Bei mir ist es jetzt auch ein Jahr her. Ich habe eine 2 Ebene eröffnet.Wir gehen abwechselnd oft zum Friedhof, damit nie die Kerzen dort ausgehen. Es ist unsere Art weiter zu umsorgen. Wir brauchen diesen kleinen Ort und bringen unsere Liebe dort hin. Aber auch im Tag täglichen bleibe ich mit Louis in Verbindung. Manchmal hat es schon was Traumähnliches. Manchmal mache ich mir auch Schuldgefühle, aber dann passe ich auf, denn ich habe ihm soviel Halt geben wollen, soviel Unterstützung. Was er daraus gemacht hat und wie er über die Dinge dachte hat er alleine getan.
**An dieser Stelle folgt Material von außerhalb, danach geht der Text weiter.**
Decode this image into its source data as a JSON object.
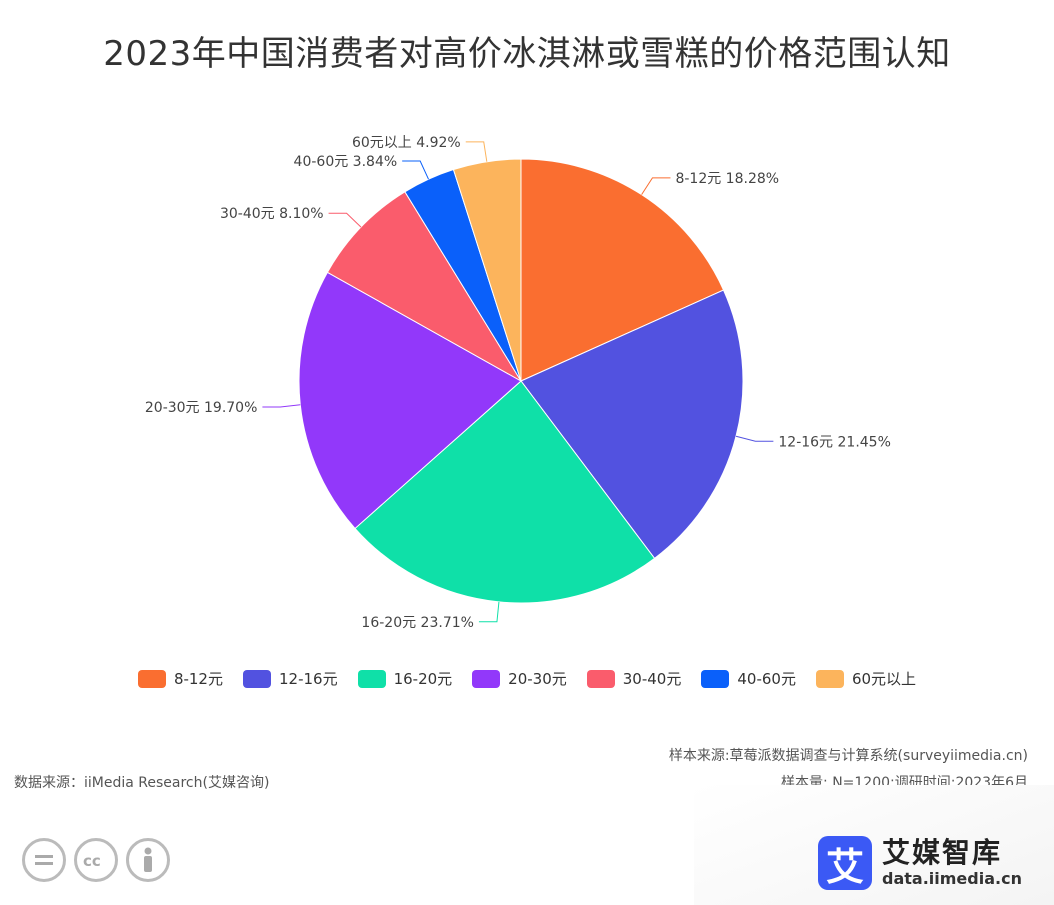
{
  "chart_data": {
    "type": "pie",
    "title": "2023年中国消费者对高价冰淇淋或雪糕的价格范围认知",
    "categories": [
      "8-12元",
      "12-16元",
      "16-20元",
      "20-30元",
      "30-40元",
      "40-60元",
      "60元以上"
    ],
    "values": [
      18.28,
      21.45,
      23.71,
      19.7,
      8.1,
      3.84,
      4.92
    ],
    "labels": [
      "8-12元 18.28%",
      "12-16元 21.45%",
      "16-20元 23.71%",
      "20-30元 19.70%",
      "30-40元 8.10%",
      "40-60元 3.84%",
      "60元以上 4.92%"
    ],
    "colors": [
      "#fa6e30",
      "#5252e0",
      "#0fe0a8",
      "#9238fa",
      "#fa5c6c",
      "#0a60fa",
      "#fcb45c"
    ],
    "legend_position": "bottom",
    "start": "12 o'clock, clockwise"
  },
  "footer": {
    "source_left": "数据来源：iiMedia Research(艾媒咨询)",
    "source_right_1": "样本来源:草莓派数据调查与计算系统(surveyiimedia.cn)",
    "source_right_2": "样本量: N=1200;调研时间:2023年6月"
  },
  "brand": {
    "logo_char": "艾",
    "name": "艾媒智库",
    "url": "data.iimedia.cn"
  },
  "icons": [
    "cc-equal-icon",
    "cc-icon",
    "cc-by-icon"
  ]
}
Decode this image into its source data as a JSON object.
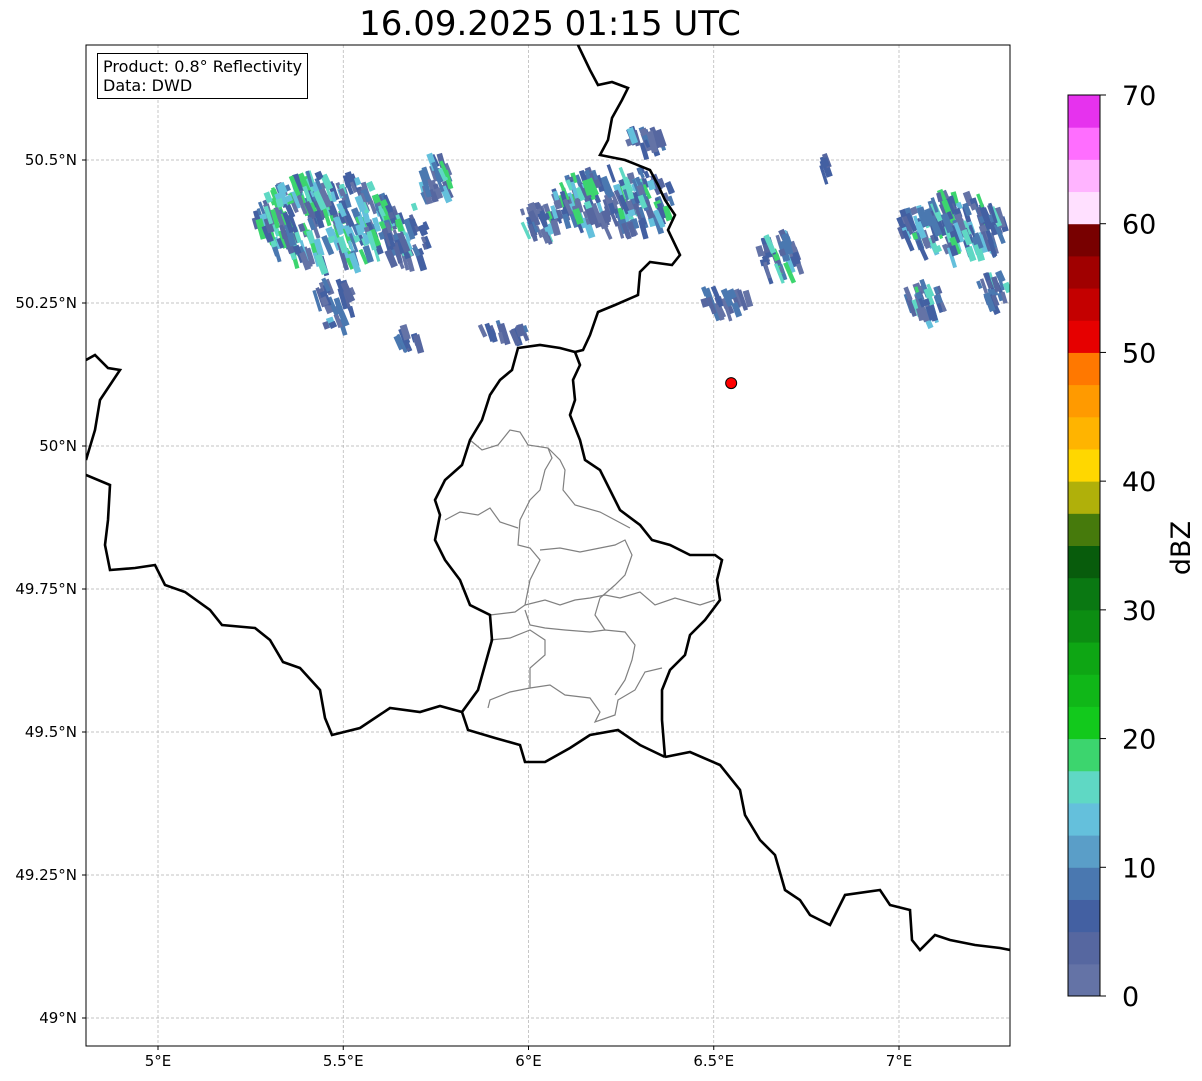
{
  "title": "16.09.2025 01:15 UTC",
  "legend": {
    "product": "Product: 0.8° Reflectivity",
    "source": "Data: DWD"
  },
  "axes": {
    "lat_ticks": [
      "50.5°N",
      "50.25°N",
      "50°N",
      "49.75°N",
      "49.5°N",
      "49.25°N",
      "49°N"
    ],
    "lat_values": [
      50.5,
      50.25,
      50.0,
      49.75,
      49.5,
      49.25,
      49.0
    ],
    "lon_ticks": [
      "5°E",
      "5.5°E",
      "6°E",
      "6.5°E",
      "7°E"
    ],
    "lon_values": [
      5.0,
      5.5,
      6.0,
      6.5,
      7.0
    ],
    "extent": {
      "lon": [
        4.805,
        7.3
      ],
      "lat": [
        48.95,
        50.7
      ]
    }
  },
  "marker": {
    "lon": 6.547,
    "lat": 50.11,
    "color": "#ff0000"
  },
  "colorbar": {
    "label": "dBZ",
    "min": 0,
    "max": 70,
    "step": 2.5,
    "tick_labels": [
      "0",
      "10",
      "20",
      "30",
      "40",
      "50",
      "60",
      "70"
    ],
    "colors": [
      "#6473a6",
      "#5667a0",
      "#4360a2",
      "#4a78b0",
      "#5a9ec8",
      "#64c0dc",
      "#5fd8c4",
      "#3cd56e",
      "#12c91c",
      "#10b718",
      "#0ea614",
      "#0c8d12",
      "#0a7812",
      "#085c0c",
      "#467a0c",
      "#b0b00a",
      "#ffd700",
      "#ffb400",
      "#ff9a00",
      "#ff7800",
      "#e60000",
      "#c40000",
      "#a00000",
      "#780000",
      "#ffe0ff",
      "#ffb4ff",
      "#ff6eff",
      "#e632ee"
    ]
  }
}
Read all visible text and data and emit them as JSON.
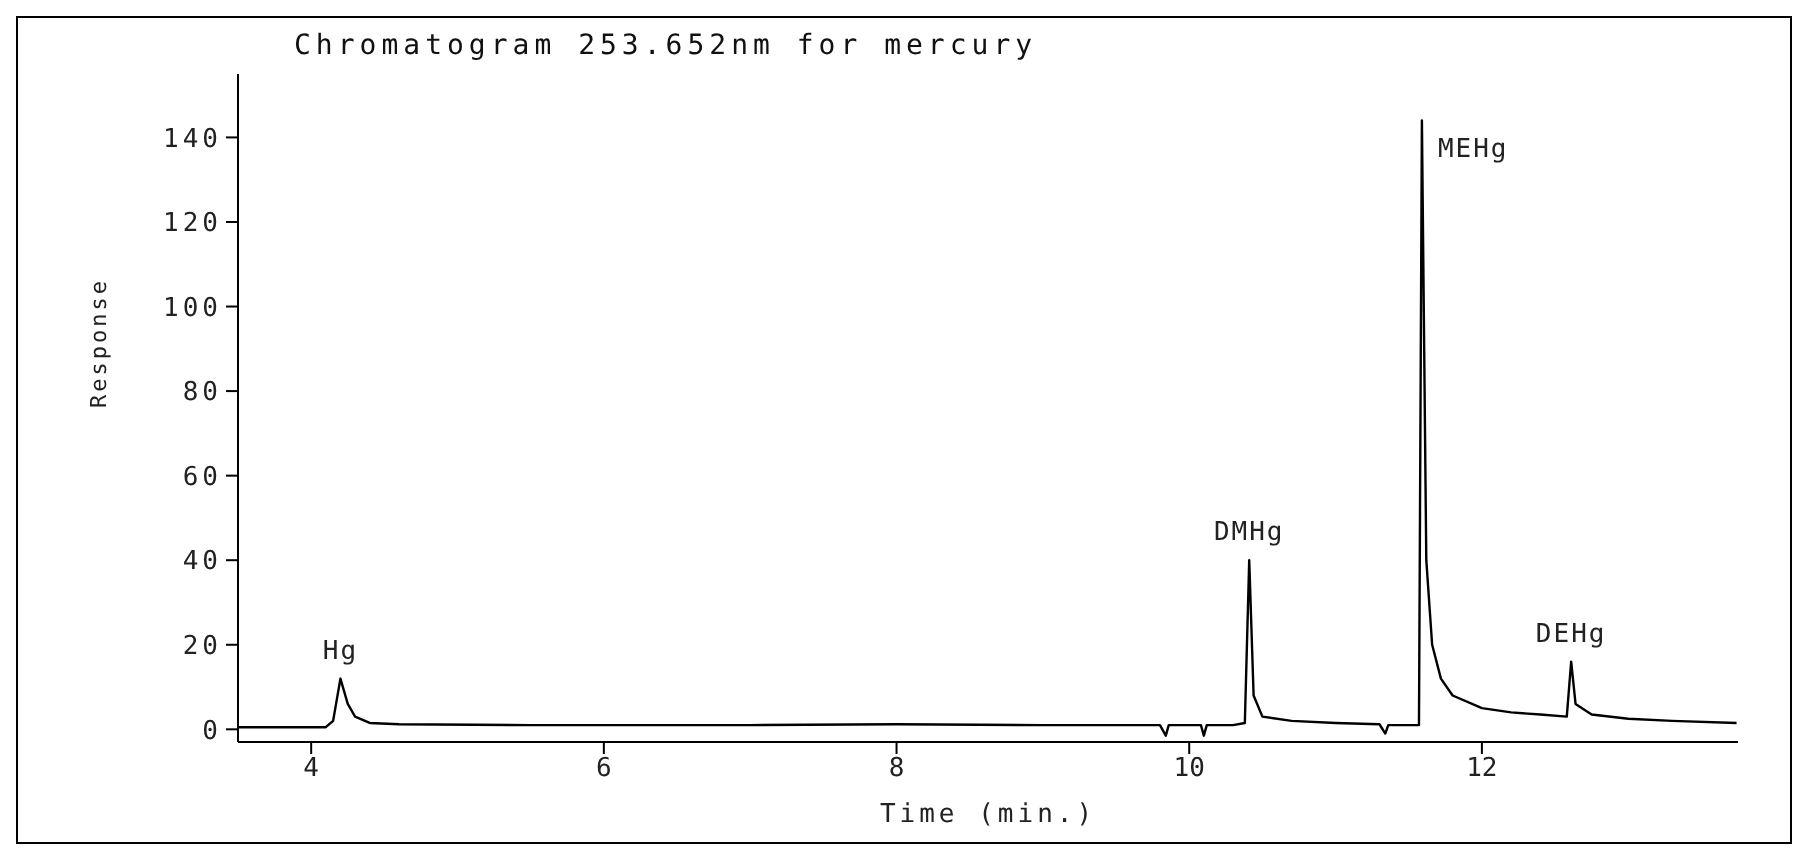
{
  "chart_data": {
    "type": "line",
    "title": "Chromatogram 253.652nm for mercury",
    "xlabel": "Time (min.)",
    "ylabel": "Response",
    "x": [
      3.5,
      4.1,
      4.15,
      4.2,
      4.25,
      4.3,
      4.4,
      4.6,
      5.5,
      7,
      8,
      9,
      9.8,
      9.84,
      9.86,
      10.08,
      10.1,
      10.12,
      10.3,
      10.38,
      10.41,
      10.44,
      10.5,
      10.7,
      11,
      11.3,
      11.34,
      11.36,
      11.57,
      11.59,
      11.62,
      11.66,
      11.72,
      11.8,
      12,
      12.2,
      12.4,
      12.58,
      12.61,
      12.64,
      12.75,
      13,
      13.3,
      13.74
    ],
    "series": [
      {
        "color": "#000000",
        "values": [
          0.5,
          0.5,
          2,
          12,
          6,
          3,
          1.5,
          1.2,
          1,
          1,
          1.2,
          1,
          1,
          -1.5,
          1,
          1,
          -1.5,
          1,
          1,
          1.5,
          40,
          8,
          3,
          2,
          1.5,
          1.2,
          -1,
          1,
          1,
          144,
          40,
          20,
          12,
          8,
          5,
          4,
          3.5,
          3,
          16,
          6,
          3.5,
          2.5,
          2,
          1.5
        ]
      }
    ],
    "xlim": [
      3.5,
      13.75
    ],
    "xticks": [
      4,
      6,
      8,
      10,
      12
    ],
    "ylim": [
      -3,
      155
    ],
    "yticks": [
      0,
      20,
      40,
      60,
      80,
      100,
      120,
      140
    ],
    "annotations": [
      {
        "text": "Hg",
        "x": 4.2,
        "y": 12
      },
      {
        "text": "DMHg",
        "x": 10.41,
        "y": 40
      },
      {
        "text": "MEHg",
        "x": 11.59,
        "y": 144
      },
      {
        "text": "DEHg",
        "x": 12.61,
        "y": 16
      }
    ],
    "grid": false,
    "legend": false,
    "marker": "none",
    "line_style": "solid"
  }
}
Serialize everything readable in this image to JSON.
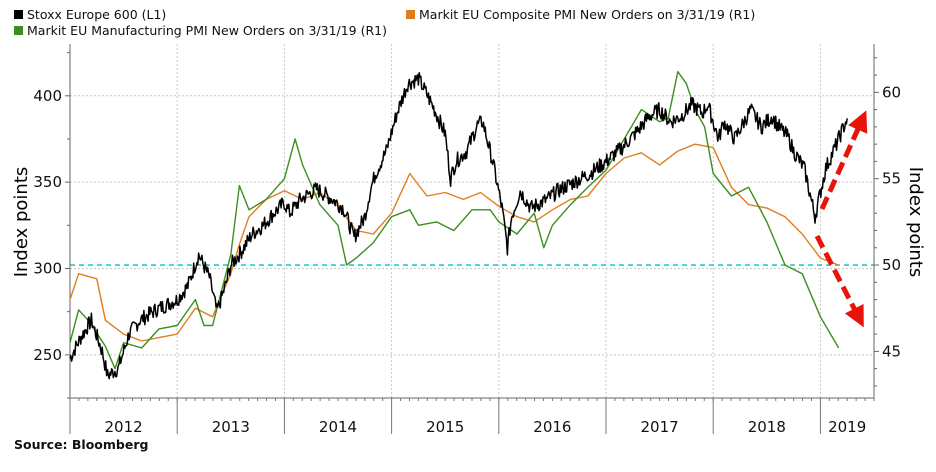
{
  "chart_data": {
    "type": "line",
    "title": "",
    "xlabel": "",
    "ylabel_left": "Index points",
    "ylabel_right": "Index points",
    "x_tick_labels": [
      "2012",
      "2013",
      "2014",
      "2015",
      "2016",
      "2017",
      "2018",
      "2019"
    ],
    "y_left_ticks": [
      250,
      300,
      350,
      400
    ],
    "y_left_range": [
      225,
      430
    ],
    "y_right_ticks": [
      45,
      50,
      55,
      60
    ],
    "y_right_range": [
      42.3,
      62.8
    ],
    "x_range": [
      2012.0,
      2019.5
    ],
    "reference_line": {
      "axis": "right",
      "value": 50,
      "style": "dashed",
      "color": "#22cccc"
    },
    "legend": [
      "Stoxx Europe 600 (L1)",
      "Markit EU Composite PMI New Orders on 3/31/19 (R1)",
      "Markit EU Manufacturing PMI New Orders on 3/31/19 (R1)"
    ],
    "series": [
      {
        "name": "Stoxx Europe 600 (L1)",
        "axis": "left",
        "color": "#000000",
        "x": [
          2012.0,
          2012.1,
          2012.2,
          2012.3,
          2012.35,
          2012.45,
          2012.55,
          2012.65,
          2012.8,
          2013.0,
          2013.1,
          2013.2,
          2013.3,
          2013.37,
          2013.45,
          2013.5,
          2013.6,
          2013.7,
          2013.8,
          2013.9,
          2014.0,
          2014.05,
          2014.15,
          2014.3,
          2014.45,
          2014.55,
          2014.65,
          2014.75,
          2014.8,
          2014.85,
          2014.95,
          2015.05,
          2015.15,
          2015.25,
          2015.32,
          2015.4,
          2015.5,
          2015.55,
          2015.6,
          2015.7,
          2015.8,
          2015.85,
          2015.95,
          2016.03,
          2016.08,
          2016.12,
          2016.2,
          2016.3,
          2016.45,
          2016.55,
          2016.7,
          2016.85,
          2017.0,
          2017.15,
          2017.3,
          2017.4,
          2017.5,
          2017.6,
          2017.7,
          2017.8,
          2017.9,
          2017.95,
          2018.05,
          2018.1,
          2018.2,
          2018.35,
          2018.45,
          2018.55,
          2018.6,
          2018.7,
          2018.75,
          2018.85,
          2018.95,
          2019.05,
          2019.15,
          2019.25
        ],
        "values": [
          248,
          260,
          270,
          252,
          238,
          242,
          262,
          270,
          276,
          282,
          290,
          308,
          295,
          275,
          290,
          302,
          310,
          320,
          325,
          332,
          338,
          332,
          340,
          346,
          340,
          335,
          318,
          330,
          345,
          355,
          368,
          390,
          407,
          410,
          402,
          392,
          378,
          352,
          362,
          368,
          383,
          385,
          360,
          335,
          312,
          330,
          345,
          335,
          340,
          345,
          350,
          355,
          362,
          370,
          380,
          388,
          392,
          385,
          388,
          395,
          390,
          395,
          375,
          385,
          375,
          392,
          382,
          388,
          383,
          376,
          368,
          358,
          330,
          358,
          372,
          387
        ]
      },
      {
        "name": "Markit EU Composite PMI New Orders on 3/31/19 (R1)",
        "axis": "right",
        "color": "#e07e1e",
        "x": [
          2012.0,
          2012.08,
          2012.25,
          2012.33,
          2012.5,
          2012.67,
          2012.83,
          2013.0,
          2013.17,
          2013.33,
          2013.5,
          2013.58,
          2013.67,
          2013.83,
          2014.0,
          2014.17,
          2014.33,
          2014.5,
          2014.67,
          2014.83,
          2015.0,
          2015.17,
          2015.33,
          2015.5,
          2015.67,
          2015.83,
          2016.0,
          2016.17,
          2016.33,
          2016.5,
          2016.67,
          2016.83,
          2017.0,
          2017.17,
          2017.33,
          2017.5,
          2017.67,
          2017.83,
          2018.0,
          2018.17,
          2018.33,
          2018.5,
          2018.67,
          2018.83,
          2019.0,
          2019.17
        ],
        "values": [
          48.0,
          49.5,
          49.2,
          46.8,
          46.0,
          45.6,
          45.8,
          46.0,
          47.5,
          47.0,
          49.5,
          51.2,
          52.8,
          53.8,
          54.3,
          53.8,
          54.2,
          53.4,
          52.0,
          51.8,
          53.0,
          55.3,
          54.0,
          54.2,
          53.8,
          54.2,
          53.4,
          52.8,
          52.5,
          53.2,
          53.8,
          54.0,
          55.3,
          56.2,
          56.5,
          55.8,
          56.6,
          57.0,
          56.8,
          54.5,
          53.5,
          53.3,
          52.8,
          51.8,
          50.4,
          50.0
        ]
      },
      {
        "name": "Markit EU Manufacturing PMI New Orders on 3/31/19 (R1)",
        "axis": "right",
        "color": "#3c8e1e",
        "x": [
          2012.0,
          2012.08,
          2012.17,
          2012.33,
          2012.42,
          2012.5,
          2012.67,
          2012.83,
          2013.0,
          2013.17,
          2013.25,
          2013.33,
          2013.5,
          2013.58,
          2013.67,
          2013.83,
          2014.0,
          2014.1,
          2014.17,
          2014.33,
          2014.5,
          2014.58,
          2014.67,
          2014.83,
          2015.0,
          2015.17,
          2015.25,
          2015.42,
          2015.58,
          2015.75,
          2015.92,
          2016.0,
          2016.17,
          2016.33,
          2016.42,
          2016.5,
          2016.67,
          2016.83,
          2017.0,
          2017.17,
          2017.33,
          2017.5,
          2017.58,
          2017.67,
          2017.75,
          2017.83,
          2017.92,
          2018.0,
          2018.17,
          2018.33,
          2018.5,
          2018.67,
          2018.83,
          2019.0,
          2019.17
        ],
        "values": [
          45.5,
          47.4,
          46.8,
          45.3,
          44.0,
          45.5,
          45.2,
          46.3,
          46.5,
          48.0,
          46.5,
          46.5,
          50.6,
          54.6,
          53.2,
          53.8,
          55.0,
          57.3,
          55.8,
          53.5,
          52.3,
          50.0,
          50.4,
          51.3,
          52.8,
          53.2,
          52.3,
          52.5,
          52.0,
          53.2,
          53.2,
          52.5,
          51.8,
          53.0,
          51.0,
          52.3,
          53.5,
          54.5,
          55.5,
          57.3,
          59.0,
          58.3,
          58.5,
          61.2,
          60.5,
          59.0,
          58.0,
          55.3,
          54.0,
          54.5,
          52.5,
          50.0,
          49.5,
          47.0,
          45.2
        ]
      }
    ]
  },
  "source": "Source:  Bloomberg"
}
Er war wie er war. Die Welt ist wie sie ist. Wir haben nicht alles in unserer Macht. Reinhard Mey sagte in einem Song, " die Kreuzwege des Lebens geht man immer ganz allein". Und es ist in uns zu entscheiden, wie wir weiter gehen, egal was passiert ist und ob wir weiter gehen. Ich will weitergehen, und bei Dir fühlt es sich gerade genauso an. Louis wäre am 27.11. 21 Jahre jung geworden. Max erst 18. Keiner von Beiden ist alleine vorgegangen. Es passiert täglich und in grosser Zahl. Eine Mutter begreift das nicht, aber wir müssen es akzeptieren. Solange wie unser Mutterherz schlägt, werden wir unseren Sohn spüren und ehren , ihn mit Liebe bedecken und aufhören gegen das zu kämpfen, wogegen wir eh keine Macht haben.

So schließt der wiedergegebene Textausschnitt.